The air of impending doom is most effectively handled in Criss Cross (1949). The film presents two rival gangsters, Steve Thompson (Burt Lancaster) and Slim Dundee (Dan Duryea), involved in a robbery scheme. Thompson is in love with Dundee's wife, Anna (Yvonne De Carlo), and this relationship provides the essence of the film's fatalistic mood. Thompson changes his mind about the robbery and turns Dundee in. Then he tries to run away with Anna, but they are both killed by Dundee. Criss Cross is a very skillfully written film noir, well directed by Robert Siodmak.

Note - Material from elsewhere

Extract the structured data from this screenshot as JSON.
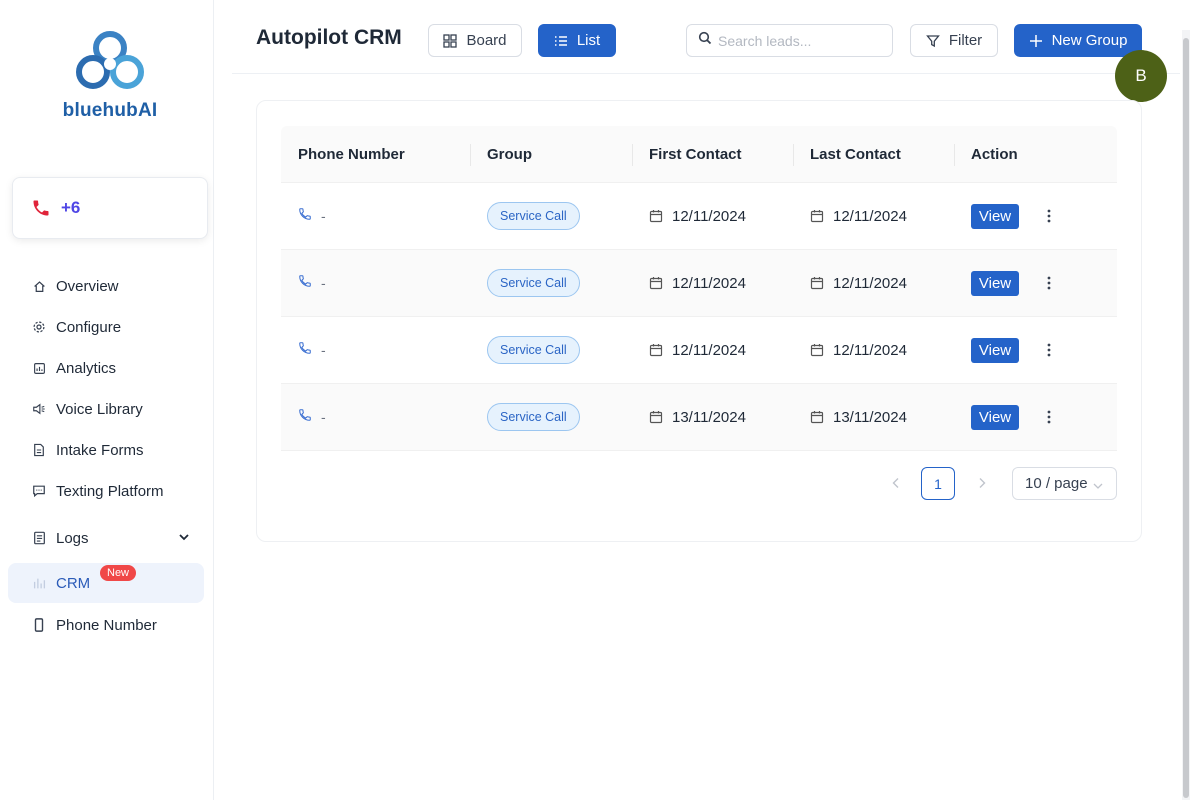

In Panic in the Streets (1950) Fuchs deals with a claustrophobic, closed situation; the working title of his version, "Quarantine", emphasizes this no-exit theme. (Despite the fact that most of Fuchs's ideas are retained in the final version, Fuchs only received credit for adapting the story by Edward and Edna Anhalt; Richard Murphy is credited with the screenplay.) The film centers on the efforts of a public-health official (Richard Widmark) and a police captain (Paul Douglas) to find two murderers who unknowingly came into contact with pneumonic plague. Naturally the criminals (Zero Mostel and Jack Palance) evade the authorities who cannot announce the presence of plague lest they create widespread panic. Fuchs was nominated for a Writers Guild award for his work on this film.
Fuchs followed Panic in the Streets with Storm Warning (1951), a violent film about rape and a small town terrorized by the Ku Klux Klan. Next came Taxi (1952), an entertaining but slight comedy about a New York cab driver (Dan Dailey) trying to help an Irish girl find her husband; the film is enlivened by the effective dialogue characteristic of Fuchs's best screen work. The Human Jungle (1954), with its documentary like treatment of a typical day at a precinct station, is in keeping with Fuchs's interest in the underside of life.
Love Me or Leave Me (1955) won Fuchs an Academy Award for best original story (he also co-wrote the screenplay with Isobel Lennart) and is probably his best-known film. It is a study of 1930s singer Ruth Etting (Doris Day) and her relationship with Martin Snyder (James Cagney), the small-time racketeer who takes charge of her career and eventually marries her. The film succeeds mainly because of the realistic portrayal of its two main characters, whose relationship is examined unsparingly, and for the crisp, tense dialogue that is Fuchs's hallmark as a writer. The picture won the Writers Guild award for best written American musical and received an Academy Award nomination for best screenplay. Cagney was also nominated as best actor.
The success of Love Me or Leave Me was followed by Interlude (1957), about a married composer in love with another woman, and Jeanne Eagels (1957), another, less effective film about show business. As in Love Me or Leave Me, the heroine in Jeanne Eagels (Kim Novak) is given a break by a tough male (Jeff Chandler). She rises to the top, has an unhappy marriage, becomes dependent on alcohol and drugs, and finally dies. The film suffers from poor characterizations and an episodic, loosely organized script. Although Fuchs received screen credit, most of his original script was discarded.
Fuchs's last film was Oceans Eleven (1960), a caper film on which he worked with Harry Brown and Charles Lederer. At his own request, he received no credit. Since then he has continued to write fiction and has published two essays about his Hollywood experiences: "Writing for the Movies" and "Days in the Gardens of Hollywood". His Hollywoodnovel, West of the Rockies, was published in 1971, and a collection of short stories, The Apathetic Bookie Joint, was published in 1979.